Auch eine Klage gegen den gerichtlichen Sachverständigen wegen eines unrichtigen Gutachtens über einen Baumangel hat einen Bezug zu den für die baubehördlich genehmigungspflichtige Veränderung des Gebäudes typischen Problemen
GZ 7 Ob 172/21a, 15.12.2021
OGH: Nach Art 7.1.2.2 ARB besteht ua kein Versicherungsschutz für die Wahrnehmung rechtlicher Interessen, die iZm der Errichtung oder baubehördlich genehmigungspflichtigen Veränderung eines im Eigentum oder Besitz des VN befindlichen Grundstücks, Gebäudes oder Gebäudeteils (Wohnung) stehen. Zweck des Ausschlusses ist es, dass ein ganzer, durchaus überschaubarer und auch eingrenzbarer, im Grund erheblicher und typischerweise immer wiederkehrender Lebenssachverhalt vom Versicherungsschutz ausgenommen werden soll, der die allermeisten VN nicht, relativ wenige Bauwillige dafür mit erheblichem Kostenrisiko und in fast schon standardisierter Weise und Häufigkeit betrifft.

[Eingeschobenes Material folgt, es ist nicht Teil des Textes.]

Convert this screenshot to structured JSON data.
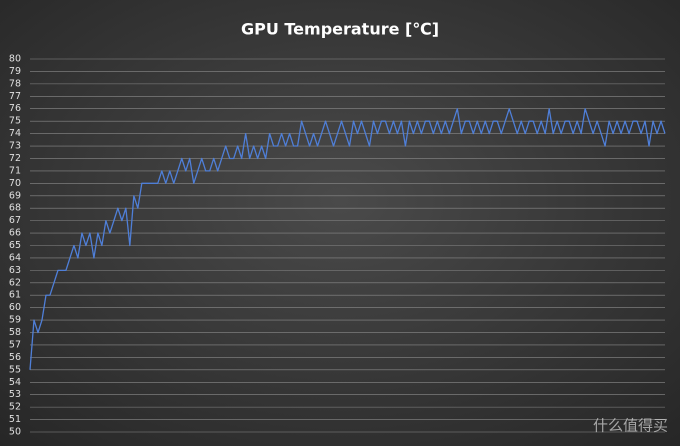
{
  "chart_data": {
    "type": "line",
    "title": "GPU Temperature [℃]",
    "color": "#4f7fd8",
    "grid": true,
    "ylim": [
      50,
      80
    ],
    "yticks": [
      50,
      51,
      52,
      53,
      54,
      55,
      56,
      57,
      58,
      59,
      60,
      61,
      62,
      63,
      64,
      65,
      66,
      67,
      68,
      69,
      70,
      71,
      72,
      73,
      74,
      75,
      76,
      77,
      78,
      79,
      80
    ],
    "values": [
      55,
      59,
      58,
      59,
      61,
      61,
      62,
      63,
      63,
      63,
      64,
      65,
      64,
      66,
      65,
      66,
      64,
      66,
      65,
      67,
      66,
      67,
      68,
      67,
      68,
      65,
      69,
      68,
      70,
      70,
      70,
      70,
      70,
      71,
      70,
      71,
      70,
      71,
      72,
      71,
      72,
      70,
      71,
      72,
      71,
      71,
      72,
      71,
      72,
      73,
      72,
      72,
      73,
      72,
      74,
      72,
      73,
      72,
      73,
      72,
      74,
      73,
      73,
      74,
      73,
      74,
      73,
      73,
      75,
      74,
      73,
      74,
      73,
      74,
      75,
      74,
      73,
      74,
      75,
      74,
      73,
      75,
      74,
      75,
      74,
      73,
      75,
      74,
      75,
      75,
      74,
      75,
      74,
      75,
      73,
      75,
      74,
      75,
      74,
      75,
      75,
      74,
      75,
      74,
      75,
      74,
      75,
      76,
      74,
      75,
      75,
      74,
      75,
      74,
      75,
      74,
      75,
      75,
      74,
      75,
      76,
      75,
      74,
      75,
      74,
      75,
      75,
      74,
      75,
      74,
      76,
      74,
      75,
      74,
      75,
      75,
      74,
      75,
      74,
      76,
      75,
      74,
      75,
      74,
      73,
      75,
      74,
      75,
      74,
      75,
      74,
      75,
      75,
      74,
      75,
      73,
      75,
      74,
      75,
      74
    ],
    "watermark": "什么值得买"
  }
}
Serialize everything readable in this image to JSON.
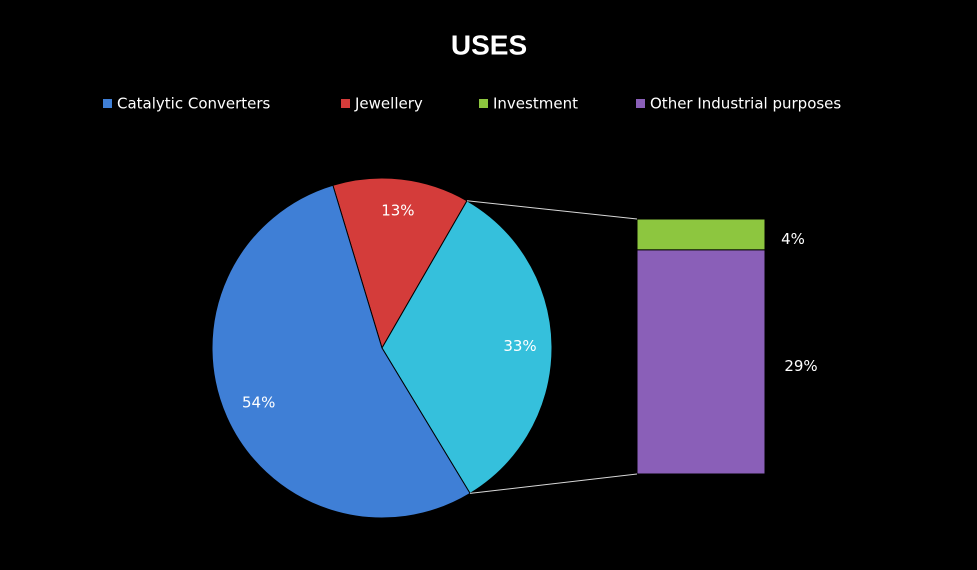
{
  "chart_data": {
    "type": "pie-of-bar",
    "title": "USES",
    "pie_slices": [
      {
        "name": "Catalytic Converters",
        "color": "#3f7fd6",
        "value": 54,
        "value_label": "54%"
      },
      {
        "name": "Jewellery",
        "color": "#d43c3a",
        "value": 13,
        "value_label": "13%"
      }
    ],
    "other_slice": {
      "color": "#35c0dc",
      "value": 33,
      "value_label": "33%"
    },
    "bar_segments": [
      {
        "name": "Investment",
        "color": "#8dc63f",
        "value": 4,
        "value_label": "4%"
      },
      {
        "name": "Other Industrial purposes",
        "color": "#8a5fb8",
        "value": 29,
        "value_label": "29%"
      }
    ]
  }
}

Der OGH hat bereits wiederholt ausgesprochen, dass jedem VN das Wissen zugemutet werden muss, dass einem Versicherungsvertrag gewisse Begrenzungsnormen zugrunde liegen.
Die Klausel ist weder überraschend nach § 864a ABGB noch gröblich benachteiligend nach § 879 Abs 3 ABGB. Die in Rechtsschutzverträgen übliche Klausel findet sich unter der Überschrift „Was ist vom Versicherungsschutz ausgeschlossen?“. Neben dem dargestellten Zweck der Klausel ist auch zu berücksichtigen, dass Allgemeine Rechtsschutzbedingungen wegen der schweren Überschaubarkeit und Kalkulierbarkeit sowie der Größe des Rechtskostenrisikos im gesamten Bereich des privaten wie auch öffentlichen Rechts nur Teilgebiete abdecken; eine universelle Gefahrenübernahme, bei der der Versicherer jeden beliebigen Bedarf des VN nach Rechtsschutz decken müsste, ist im österreichischen Recht nicht gebräuchlich. Vor diesem Hintergrund vermag die Klägerin eine gröbliche Benachteiligung der Baurisikoklausel mit dem Hinweis auf eine mögliche Deckungslücke nicht zu begründen. Dies gilt umso mehr, als ohnedies die Möglichkeit der Vereinbarung eines Bauherren-Rechtsschutzes besteht.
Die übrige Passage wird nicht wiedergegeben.